Fast forward to today. The field has entered into what experts call the “golden age” of MG treatment. We now have targeted biologic therapies that attack the disease at its roots rather than broadly suppressing the entire immune system. Additionally, medications have been developed to more effectively deal with symptoms, and refined use of techniques have been developed that have expanded treatment options.
What was once a disease managed with crude immunosuppressants is now increasingly treated with precision medicine tailored to specific antibody types (AChR-positive, MuSK-positive, etc.). The best part is treatment options are also being developed and are making headway for people who are seronegative, like me.
The moon landing proved that when humanity decides something is worth doing, and backs it with focus, funding, and talent, then we can achieve almost anything. We stopped going back to the moon not because it was hard, but because we chose other priorities.

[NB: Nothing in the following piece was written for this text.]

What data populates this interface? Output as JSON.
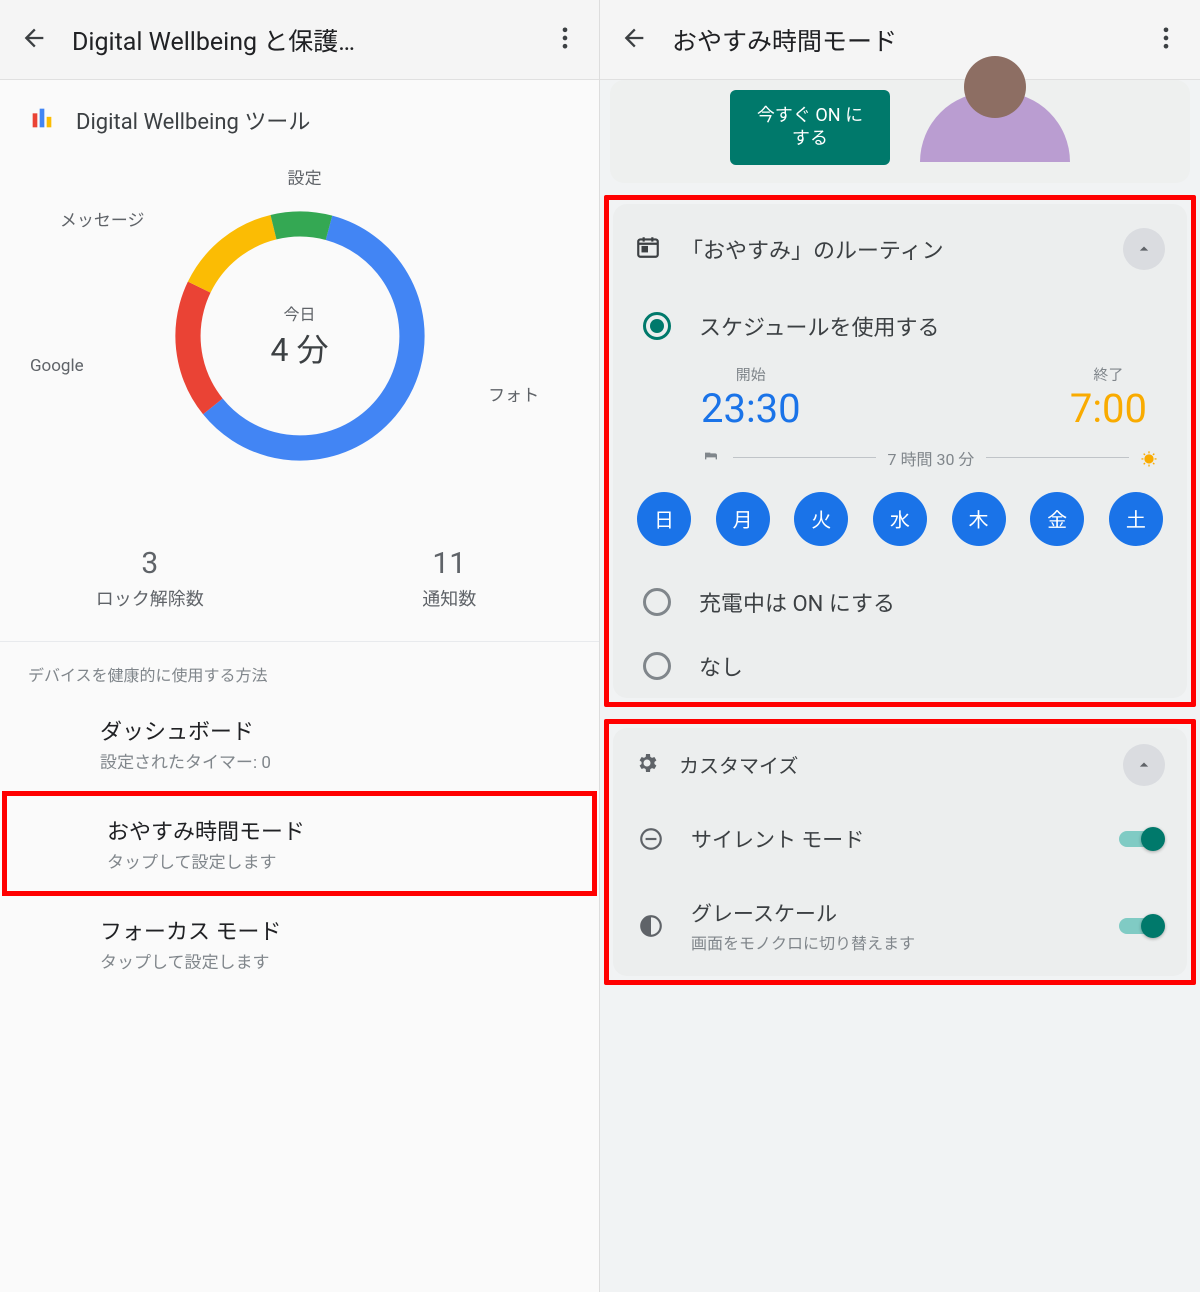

With our renewed focus on the Artemis Program, we have to make sure it continues as a priority. Medicine, for one, has so much to gain. Chronic diseases like Myasthenia Gravis don’t have a “mission accomplished” moment yet. Researchers, clinicians, and patients need to keep pushing. We need to build on the foundational science and technology that the space program helps accelerate. The result? Treatments that would have seemed like science fiction in the Apollo era are now routine. Imagine how much we can accomplish if we continue to make Artemis a priority.